Sometimes it’s too easy. Like when I told Leah about Pippa and Owen. I was in the kitchen when she came in, and without asking her, I handed her a cup of coffee, black and no sugar, the way she liked it, then sliced up a mango for her: she didn’t eat things like bread or cereal, but she liked fruit, I’d noticed.
‘You look a bit tired,’ I said to her. She didn’t, really: she looked glitteringly awake and elegant as ever, but the sympathy in my voice softened her.
‘I am, I guess,’ she said, sliding a slice of mango into her mouth, then dabbing her lips with a tissue.
‘It must be hard for you, Leah.’
‘What must be?’
‘This house. I mean, it’s hard for me, and I’m just a tenant, not the landlord’s boyfriend. For what it’s worth, I think you’re being very impressive.’
‘Do you?’
‘I do,’ I said solemnly.
‘To be honest, sometimes I feel like throwing in the towel and leaving Miles to sort out his own stupid mess.’
‘I can imagine.’
‘Why do you find it hard, though? You seem to get on so well with everyone.’
‘I think I do. But it’s all so complicated, isn’t it?’
‘You can say that again.’
‘Like, I can’t quite get the hang of who goes with who. Pippa, for instance.’
‘Ha – that’s easy. She goes with everyone.’
‘Yeah, well, I know about Mick.’
‘You mean she’s…?’
‘And then there was Owen, of course.’
‘Owen!’
‘Yeah – you knew about that, didn’t you? No? Oh, God, I’ve put my foot in it, haven’t I? I thought people knew. It was only a fling, I’m sure of it.’
‘So, Pippa and Owen.’ I could see her eyes gleam.
‘You won’t mention it, will you? Especially not to Astrid. I think Astrid and Owen, you know… But I shouldn’t have mentioned it.’ I struck the side of my head lightly. ‘Stupid me.’
She put a hand on my shoulder. Her manicured nails shone scarlet on my blue shirt. ‘Not stupid at all, my dear Davy.’
I gave Pippa’s thong and Astrid’s lip-gloss from the parcel to Melanie, who behaved as though I’d given her a diamond ring. I decided I’d use Owen’s condoms. And I started to watch everyone in the house with a new vigilance. I saw that everything was gathering to a head. The police wouldn’t think it was a coincidence that Astrid was at both murders. They wouldn’t understand how that had come about, how she had become my fate, my beloved destiny. But they would scrutinize her and everyone in her life. I had to be ahead of them.

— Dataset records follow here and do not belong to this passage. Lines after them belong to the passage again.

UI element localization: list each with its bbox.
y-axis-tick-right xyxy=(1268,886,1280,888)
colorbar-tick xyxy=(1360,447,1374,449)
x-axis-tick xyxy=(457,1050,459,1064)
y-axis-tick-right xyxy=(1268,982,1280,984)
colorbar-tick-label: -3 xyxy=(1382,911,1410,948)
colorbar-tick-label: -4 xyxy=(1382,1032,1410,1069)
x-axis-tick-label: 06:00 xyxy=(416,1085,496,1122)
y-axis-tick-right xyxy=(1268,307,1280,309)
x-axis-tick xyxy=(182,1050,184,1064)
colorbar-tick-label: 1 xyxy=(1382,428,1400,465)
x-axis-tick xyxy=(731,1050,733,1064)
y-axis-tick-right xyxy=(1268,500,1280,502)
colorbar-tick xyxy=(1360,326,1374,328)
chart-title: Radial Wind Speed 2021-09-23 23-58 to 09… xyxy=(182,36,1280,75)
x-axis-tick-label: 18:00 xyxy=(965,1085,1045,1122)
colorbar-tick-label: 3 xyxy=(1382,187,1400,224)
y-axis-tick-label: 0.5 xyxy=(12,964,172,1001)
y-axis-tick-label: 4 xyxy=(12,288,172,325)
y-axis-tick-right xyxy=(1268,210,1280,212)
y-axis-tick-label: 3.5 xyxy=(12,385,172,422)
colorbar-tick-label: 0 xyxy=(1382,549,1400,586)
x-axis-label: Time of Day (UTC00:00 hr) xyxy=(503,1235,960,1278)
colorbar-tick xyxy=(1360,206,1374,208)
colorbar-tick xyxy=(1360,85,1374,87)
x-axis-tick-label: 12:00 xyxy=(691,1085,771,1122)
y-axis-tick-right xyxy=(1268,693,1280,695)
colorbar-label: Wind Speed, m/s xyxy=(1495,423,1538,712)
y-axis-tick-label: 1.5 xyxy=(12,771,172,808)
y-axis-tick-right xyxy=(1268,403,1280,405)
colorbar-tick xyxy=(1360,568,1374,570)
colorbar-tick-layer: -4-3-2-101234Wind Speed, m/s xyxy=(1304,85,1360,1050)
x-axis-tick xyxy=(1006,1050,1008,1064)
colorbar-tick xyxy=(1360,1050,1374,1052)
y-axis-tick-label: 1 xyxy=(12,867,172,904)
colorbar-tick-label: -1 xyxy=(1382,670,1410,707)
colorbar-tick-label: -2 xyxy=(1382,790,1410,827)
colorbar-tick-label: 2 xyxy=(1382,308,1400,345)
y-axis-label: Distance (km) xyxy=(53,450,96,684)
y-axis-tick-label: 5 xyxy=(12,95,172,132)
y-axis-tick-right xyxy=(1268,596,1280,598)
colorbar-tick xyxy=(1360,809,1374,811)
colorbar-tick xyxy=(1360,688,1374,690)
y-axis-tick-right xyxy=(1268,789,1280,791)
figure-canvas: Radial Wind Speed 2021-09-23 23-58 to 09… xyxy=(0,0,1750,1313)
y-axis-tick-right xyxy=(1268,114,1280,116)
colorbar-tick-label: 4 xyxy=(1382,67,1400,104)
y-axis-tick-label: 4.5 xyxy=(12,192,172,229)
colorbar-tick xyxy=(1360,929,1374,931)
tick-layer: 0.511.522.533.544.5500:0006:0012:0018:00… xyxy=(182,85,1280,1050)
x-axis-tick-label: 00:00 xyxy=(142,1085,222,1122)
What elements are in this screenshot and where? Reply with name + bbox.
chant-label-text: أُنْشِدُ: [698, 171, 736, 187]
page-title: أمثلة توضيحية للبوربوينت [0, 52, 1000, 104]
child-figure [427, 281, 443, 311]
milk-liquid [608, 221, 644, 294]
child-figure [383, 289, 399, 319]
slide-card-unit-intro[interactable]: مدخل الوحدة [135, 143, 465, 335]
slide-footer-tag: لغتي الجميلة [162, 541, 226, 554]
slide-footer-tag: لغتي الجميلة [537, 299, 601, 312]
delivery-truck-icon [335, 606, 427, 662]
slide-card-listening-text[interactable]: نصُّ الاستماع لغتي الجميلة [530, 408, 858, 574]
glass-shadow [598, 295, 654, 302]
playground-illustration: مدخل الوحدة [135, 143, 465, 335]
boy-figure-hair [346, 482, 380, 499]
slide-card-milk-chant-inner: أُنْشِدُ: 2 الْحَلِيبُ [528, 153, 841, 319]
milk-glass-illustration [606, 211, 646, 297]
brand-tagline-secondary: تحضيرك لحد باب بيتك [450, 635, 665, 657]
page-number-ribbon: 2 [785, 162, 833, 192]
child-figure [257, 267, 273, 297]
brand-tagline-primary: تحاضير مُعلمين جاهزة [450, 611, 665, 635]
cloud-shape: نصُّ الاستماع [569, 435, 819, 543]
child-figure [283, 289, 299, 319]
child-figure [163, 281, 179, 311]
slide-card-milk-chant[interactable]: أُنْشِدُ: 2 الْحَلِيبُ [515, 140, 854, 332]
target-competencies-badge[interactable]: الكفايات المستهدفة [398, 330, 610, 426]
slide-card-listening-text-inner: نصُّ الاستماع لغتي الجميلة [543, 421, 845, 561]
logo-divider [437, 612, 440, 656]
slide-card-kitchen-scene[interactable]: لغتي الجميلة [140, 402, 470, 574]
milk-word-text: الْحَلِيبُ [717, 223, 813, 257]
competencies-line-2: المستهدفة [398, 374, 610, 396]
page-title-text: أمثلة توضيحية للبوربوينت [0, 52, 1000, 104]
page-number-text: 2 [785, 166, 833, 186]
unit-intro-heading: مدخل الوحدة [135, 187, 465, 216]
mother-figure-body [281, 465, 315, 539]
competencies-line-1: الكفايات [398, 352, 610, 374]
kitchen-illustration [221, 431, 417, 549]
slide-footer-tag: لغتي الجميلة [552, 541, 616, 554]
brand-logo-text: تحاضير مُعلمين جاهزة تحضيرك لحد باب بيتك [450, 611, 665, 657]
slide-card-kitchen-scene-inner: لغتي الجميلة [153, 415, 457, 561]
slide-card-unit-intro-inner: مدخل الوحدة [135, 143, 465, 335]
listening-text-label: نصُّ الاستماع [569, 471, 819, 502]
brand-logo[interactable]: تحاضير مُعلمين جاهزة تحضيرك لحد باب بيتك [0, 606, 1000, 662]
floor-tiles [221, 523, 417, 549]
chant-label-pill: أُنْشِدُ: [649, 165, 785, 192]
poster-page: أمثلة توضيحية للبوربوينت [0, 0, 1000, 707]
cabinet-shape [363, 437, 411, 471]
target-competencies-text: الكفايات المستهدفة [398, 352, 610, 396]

Above all, I watched Astrid until I felt that there was nothing I didn’t know about her. What was in her drawers, what texts were on her mobile, how many times a week she washed her hair, what shampoo and conditioner she used, what deodorant and face cream, whom she met after work, what vegetables she planted in her garden and how many times a day she watered and weeded the small plot. Once or twice, while looking in her purse, I helped myself to some money. I knew her gestures and habits: the way she pushed her hair back impatiently, the way her nose crinkled when she laughed, how she would kick off her shoes and tuck her long legs under her on the armchair, how she would blow on her coffee twice before sipping it, the colour of the varnish on her toenails. I stored every piece of information inside me. I had to be ready.